The owner of Poundland has warned that the cost of living crisis is driving UK shoppers to reduce spending even on essential items, as wages fail to keep pace with soaring inflation. Pepco Group, which also owns Dealz in Ireland and the Pepco chain across Europe, said that while inflationary pressures are higher in central and eastern Europe, stronger wage growth there is offsetting the impact.
In western European markets, however, the acute spike in inflation combined with stagnant wage growth has led to lower consumer spending. Specifically in the UK, the cost of living crisis has hit disposable income, with customers scaling back on essential purchases in the short term. UK inflation reached 9% in April, the highest in over 40 years, while wage growth excluding bonuses stands at just over 4%.

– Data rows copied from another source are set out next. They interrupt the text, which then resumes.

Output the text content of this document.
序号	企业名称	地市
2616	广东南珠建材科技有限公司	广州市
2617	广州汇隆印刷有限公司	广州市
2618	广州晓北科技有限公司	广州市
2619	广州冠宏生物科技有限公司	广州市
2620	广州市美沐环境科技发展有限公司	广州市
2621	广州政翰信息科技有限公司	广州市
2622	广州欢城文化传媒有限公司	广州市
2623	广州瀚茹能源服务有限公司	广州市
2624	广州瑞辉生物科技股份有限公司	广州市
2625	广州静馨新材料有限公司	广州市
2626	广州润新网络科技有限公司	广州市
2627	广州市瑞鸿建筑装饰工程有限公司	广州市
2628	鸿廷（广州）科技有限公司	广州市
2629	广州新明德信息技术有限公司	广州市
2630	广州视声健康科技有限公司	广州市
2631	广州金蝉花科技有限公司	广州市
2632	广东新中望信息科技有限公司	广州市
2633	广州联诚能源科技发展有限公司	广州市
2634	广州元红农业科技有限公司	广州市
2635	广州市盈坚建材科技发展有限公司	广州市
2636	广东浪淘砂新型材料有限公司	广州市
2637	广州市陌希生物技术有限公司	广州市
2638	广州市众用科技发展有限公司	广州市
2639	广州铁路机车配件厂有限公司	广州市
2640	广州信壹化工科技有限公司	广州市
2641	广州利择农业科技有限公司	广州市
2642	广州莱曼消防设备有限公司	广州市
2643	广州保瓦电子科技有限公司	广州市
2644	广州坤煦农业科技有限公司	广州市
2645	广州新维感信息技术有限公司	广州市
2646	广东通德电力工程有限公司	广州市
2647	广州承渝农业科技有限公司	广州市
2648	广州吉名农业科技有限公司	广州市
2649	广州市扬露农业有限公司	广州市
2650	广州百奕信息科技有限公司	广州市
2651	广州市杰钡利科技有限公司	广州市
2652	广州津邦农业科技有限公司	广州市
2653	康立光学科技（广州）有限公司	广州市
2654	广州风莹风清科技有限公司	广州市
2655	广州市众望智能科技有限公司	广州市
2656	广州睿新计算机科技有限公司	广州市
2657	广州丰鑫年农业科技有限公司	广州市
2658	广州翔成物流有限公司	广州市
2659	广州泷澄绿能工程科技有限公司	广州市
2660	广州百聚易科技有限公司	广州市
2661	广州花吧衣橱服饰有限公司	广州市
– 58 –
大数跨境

Pepco said its profit margins have suffered as it tries to absorb some cost increases, and it is looking to make cutbacks to keep prices low for cost-conscious customers. Despite this, sales rose nearly 19% in the six months to 31 March, and profits increased by almost 29%, driven by the opening of 235 new stores across Europe.
The warning from Pepco came as furniture retailer DFS reported a decline in orders since April, with order numbers down about 2% on pre-pandemic levels. Analysts said this was roughly 50% lower than last year, leading to a nearly 16% drop in DFS shares and expectations of profit cuts by more than a third.
Pepco CEO Trevor Masters said the company has maintained its market-leading position on prices and shielded customers from price rises on some products amid significant inflationary pressure on household budgets. The group noted that sales have risen above pre-pandemic levels in the eight weeks since the year end, with Poundland's underlying sales up an average of 4.3% per week. However, the war in Ukraine has exacerbated supply chain disruption and inflationary headwinds, partially offsetting the boost from an influx of refugees in bordering countries.